Is it safe to eat titanium dioxide-containing candy and coatings for kids?

Based on 1 peer-reviewed studykitchen
Verdict: Avoid

No. TiO2 in food disrupts gut bacteria and butyrate production.

What's actually in it

Titanium dioxide (E171) is used as a whitening pigment in candies, chewing gum, pharmaceuticals, and some processed foods. Common examples: white candy coatings, chewing gum, white frosting, mini marshmallows, white chocolate, coffee creamer, white sauce mixes. The EU banned E171 as a food additive in 2022. The US still allows it.

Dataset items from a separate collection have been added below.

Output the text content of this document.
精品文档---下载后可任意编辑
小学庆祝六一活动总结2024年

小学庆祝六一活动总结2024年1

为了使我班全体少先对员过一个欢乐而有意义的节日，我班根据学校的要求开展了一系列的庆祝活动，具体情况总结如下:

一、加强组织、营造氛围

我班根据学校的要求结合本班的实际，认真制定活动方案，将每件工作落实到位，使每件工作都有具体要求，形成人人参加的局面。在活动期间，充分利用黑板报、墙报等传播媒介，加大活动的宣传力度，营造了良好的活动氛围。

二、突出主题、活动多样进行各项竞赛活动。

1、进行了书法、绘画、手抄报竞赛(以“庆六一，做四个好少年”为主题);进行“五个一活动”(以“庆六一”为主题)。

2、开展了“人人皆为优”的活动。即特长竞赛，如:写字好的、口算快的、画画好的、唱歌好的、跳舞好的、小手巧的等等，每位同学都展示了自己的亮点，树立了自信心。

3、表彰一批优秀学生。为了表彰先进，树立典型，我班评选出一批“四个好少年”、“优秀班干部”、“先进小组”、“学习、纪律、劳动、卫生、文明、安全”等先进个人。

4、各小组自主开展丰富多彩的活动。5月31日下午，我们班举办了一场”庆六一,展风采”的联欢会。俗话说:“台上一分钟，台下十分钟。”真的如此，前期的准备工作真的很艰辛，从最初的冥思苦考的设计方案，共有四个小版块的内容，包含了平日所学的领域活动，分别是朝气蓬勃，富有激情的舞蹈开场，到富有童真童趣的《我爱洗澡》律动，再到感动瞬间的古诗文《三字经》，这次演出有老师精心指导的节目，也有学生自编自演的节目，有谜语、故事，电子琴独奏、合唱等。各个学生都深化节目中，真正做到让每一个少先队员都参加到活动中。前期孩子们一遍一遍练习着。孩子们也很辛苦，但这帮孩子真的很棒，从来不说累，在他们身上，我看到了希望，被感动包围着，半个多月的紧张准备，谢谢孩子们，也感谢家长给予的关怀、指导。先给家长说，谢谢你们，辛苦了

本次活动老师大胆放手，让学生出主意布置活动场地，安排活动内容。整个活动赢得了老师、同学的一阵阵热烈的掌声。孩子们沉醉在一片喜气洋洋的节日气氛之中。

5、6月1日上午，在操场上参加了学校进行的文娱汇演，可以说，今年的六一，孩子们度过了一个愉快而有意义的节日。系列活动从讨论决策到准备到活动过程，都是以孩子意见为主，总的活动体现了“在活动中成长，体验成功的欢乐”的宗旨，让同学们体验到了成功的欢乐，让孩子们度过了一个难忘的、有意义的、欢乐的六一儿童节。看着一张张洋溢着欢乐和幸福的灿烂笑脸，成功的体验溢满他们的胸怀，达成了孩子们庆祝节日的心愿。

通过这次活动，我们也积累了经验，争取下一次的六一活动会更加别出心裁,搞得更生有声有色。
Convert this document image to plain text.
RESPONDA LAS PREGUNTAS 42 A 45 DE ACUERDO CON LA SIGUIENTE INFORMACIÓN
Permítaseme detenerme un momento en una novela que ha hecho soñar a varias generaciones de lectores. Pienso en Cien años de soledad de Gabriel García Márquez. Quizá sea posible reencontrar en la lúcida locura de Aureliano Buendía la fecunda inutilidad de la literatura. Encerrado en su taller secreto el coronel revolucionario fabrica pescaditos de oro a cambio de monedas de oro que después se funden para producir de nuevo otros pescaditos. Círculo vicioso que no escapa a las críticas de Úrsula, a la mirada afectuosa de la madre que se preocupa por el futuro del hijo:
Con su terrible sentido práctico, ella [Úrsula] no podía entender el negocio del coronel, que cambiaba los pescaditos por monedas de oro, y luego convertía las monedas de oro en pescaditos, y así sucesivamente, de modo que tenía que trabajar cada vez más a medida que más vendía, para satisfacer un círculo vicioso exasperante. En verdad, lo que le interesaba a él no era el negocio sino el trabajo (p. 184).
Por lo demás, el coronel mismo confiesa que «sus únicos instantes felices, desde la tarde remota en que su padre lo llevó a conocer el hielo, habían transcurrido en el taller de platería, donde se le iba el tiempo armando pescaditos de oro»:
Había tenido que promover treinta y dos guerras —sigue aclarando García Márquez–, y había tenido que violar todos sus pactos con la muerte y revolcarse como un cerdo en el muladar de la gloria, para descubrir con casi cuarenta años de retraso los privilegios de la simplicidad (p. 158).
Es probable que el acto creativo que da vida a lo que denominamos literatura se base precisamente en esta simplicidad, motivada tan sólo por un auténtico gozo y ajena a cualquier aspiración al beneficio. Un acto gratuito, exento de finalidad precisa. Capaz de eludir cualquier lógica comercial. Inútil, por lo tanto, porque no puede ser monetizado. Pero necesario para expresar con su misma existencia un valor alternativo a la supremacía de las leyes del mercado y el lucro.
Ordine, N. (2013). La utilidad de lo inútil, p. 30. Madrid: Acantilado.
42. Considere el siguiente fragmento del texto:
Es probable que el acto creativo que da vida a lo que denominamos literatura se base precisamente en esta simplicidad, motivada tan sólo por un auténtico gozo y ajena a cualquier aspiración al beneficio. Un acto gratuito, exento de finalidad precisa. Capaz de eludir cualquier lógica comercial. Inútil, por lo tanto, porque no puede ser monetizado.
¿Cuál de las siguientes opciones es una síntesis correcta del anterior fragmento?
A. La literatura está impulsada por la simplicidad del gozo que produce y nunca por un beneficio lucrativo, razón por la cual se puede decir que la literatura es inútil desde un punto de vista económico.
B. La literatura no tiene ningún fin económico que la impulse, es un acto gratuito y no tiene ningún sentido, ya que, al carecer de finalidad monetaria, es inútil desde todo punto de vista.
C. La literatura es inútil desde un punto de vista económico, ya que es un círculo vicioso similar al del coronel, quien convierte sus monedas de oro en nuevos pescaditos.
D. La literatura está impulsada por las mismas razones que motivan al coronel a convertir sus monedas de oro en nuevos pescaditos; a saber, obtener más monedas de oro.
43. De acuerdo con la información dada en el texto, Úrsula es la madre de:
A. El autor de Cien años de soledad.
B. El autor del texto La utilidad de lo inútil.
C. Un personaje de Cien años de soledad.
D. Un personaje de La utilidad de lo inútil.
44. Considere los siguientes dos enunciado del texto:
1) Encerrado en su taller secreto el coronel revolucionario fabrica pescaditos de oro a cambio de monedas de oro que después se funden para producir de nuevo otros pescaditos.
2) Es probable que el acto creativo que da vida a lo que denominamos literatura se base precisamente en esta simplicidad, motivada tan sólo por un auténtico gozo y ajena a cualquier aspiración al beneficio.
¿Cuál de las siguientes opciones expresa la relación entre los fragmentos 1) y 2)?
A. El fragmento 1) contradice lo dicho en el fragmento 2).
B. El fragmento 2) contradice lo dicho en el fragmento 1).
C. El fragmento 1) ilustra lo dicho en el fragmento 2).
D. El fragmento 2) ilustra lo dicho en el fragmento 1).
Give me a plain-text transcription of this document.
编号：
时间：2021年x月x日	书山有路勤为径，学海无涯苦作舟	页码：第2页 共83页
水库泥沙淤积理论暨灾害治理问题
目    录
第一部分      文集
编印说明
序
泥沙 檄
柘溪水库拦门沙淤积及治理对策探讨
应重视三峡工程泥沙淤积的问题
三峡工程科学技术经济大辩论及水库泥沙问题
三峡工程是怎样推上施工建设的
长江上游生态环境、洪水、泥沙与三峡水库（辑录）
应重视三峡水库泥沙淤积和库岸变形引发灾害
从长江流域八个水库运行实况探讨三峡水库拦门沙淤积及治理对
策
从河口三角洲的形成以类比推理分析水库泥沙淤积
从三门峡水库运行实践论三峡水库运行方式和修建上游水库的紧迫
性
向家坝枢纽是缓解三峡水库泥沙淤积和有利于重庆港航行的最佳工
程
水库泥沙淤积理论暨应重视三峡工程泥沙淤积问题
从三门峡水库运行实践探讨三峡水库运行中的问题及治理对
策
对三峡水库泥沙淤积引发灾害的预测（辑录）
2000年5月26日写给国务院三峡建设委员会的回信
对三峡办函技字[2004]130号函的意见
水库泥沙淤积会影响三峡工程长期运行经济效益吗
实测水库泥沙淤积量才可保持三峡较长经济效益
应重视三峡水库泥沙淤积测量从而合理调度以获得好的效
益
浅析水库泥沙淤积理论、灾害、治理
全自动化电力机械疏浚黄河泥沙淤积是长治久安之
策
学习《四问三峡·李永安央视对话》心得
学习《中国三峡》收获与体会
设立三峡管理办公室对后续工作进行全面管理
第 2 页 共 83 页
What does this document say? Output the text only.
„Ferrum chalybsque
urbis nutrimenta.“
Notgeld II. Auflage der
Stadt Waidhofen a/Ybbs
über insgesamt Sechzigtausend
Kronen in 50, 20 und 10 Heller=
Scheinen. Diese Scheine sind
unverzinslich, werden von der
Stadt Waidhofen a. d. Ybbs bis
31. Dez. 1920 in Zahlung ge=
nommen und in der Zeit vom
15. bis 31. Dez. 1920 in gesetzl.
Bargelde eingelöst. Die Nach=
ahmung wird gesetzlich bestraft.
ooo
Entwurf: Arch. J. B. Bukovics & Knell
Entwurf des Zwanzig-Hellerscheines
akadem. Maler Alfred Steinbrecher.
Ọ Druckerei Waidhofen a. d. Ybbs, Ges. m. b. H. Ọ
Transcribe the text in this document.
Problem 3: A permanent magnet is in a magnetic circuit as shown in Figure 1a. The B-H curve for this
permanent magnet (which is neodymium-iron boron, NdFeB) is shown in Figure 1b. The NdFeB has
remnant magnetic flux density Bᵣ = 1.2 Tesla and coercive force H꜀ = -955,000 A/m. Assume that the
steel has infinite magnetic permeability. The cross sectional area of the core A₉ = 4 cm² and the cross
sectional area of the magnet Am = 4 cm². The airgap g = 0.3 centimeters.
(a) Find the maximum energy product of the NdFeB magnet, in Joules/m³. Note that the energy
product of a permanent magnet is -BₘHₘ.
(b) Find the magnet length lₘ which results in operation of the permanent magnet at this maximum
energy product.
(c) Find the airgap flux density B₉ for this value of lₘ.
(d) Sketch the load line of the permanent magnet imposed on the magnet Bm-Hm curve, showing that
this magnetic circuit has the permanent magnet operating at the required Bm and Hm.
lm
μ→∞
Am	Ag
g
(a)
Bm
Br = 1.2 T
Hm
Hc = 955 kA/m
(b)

Kids' gut bacteria are still developing. TiO2 disruption during this window has lasting effects.

What the research says

A 2026 study in J Appl Microbiol found that food additive titanium dioxide (E171) alters gut microbial metabolic activity and butyrate production in colon models. Butyrate is a key short-chain fatty acid that supports gut health and immune function. Its disruption affects multiple downstream systems.

For kid snacks, check for "titanium dioxide" or "CI 77891" on ingredient lists. Products to watch: Trident gum, M&M candies, Mentos, Altoids, Skittles, many cereals. Swapping to dye-free, TiO2-free alternatives (Surf Sweets, YumEarth, Unreal) is easy. For beverages, plain water, milk, and real fruit juice avoid the problem. Whole foods over ultra-processed products solves this by default.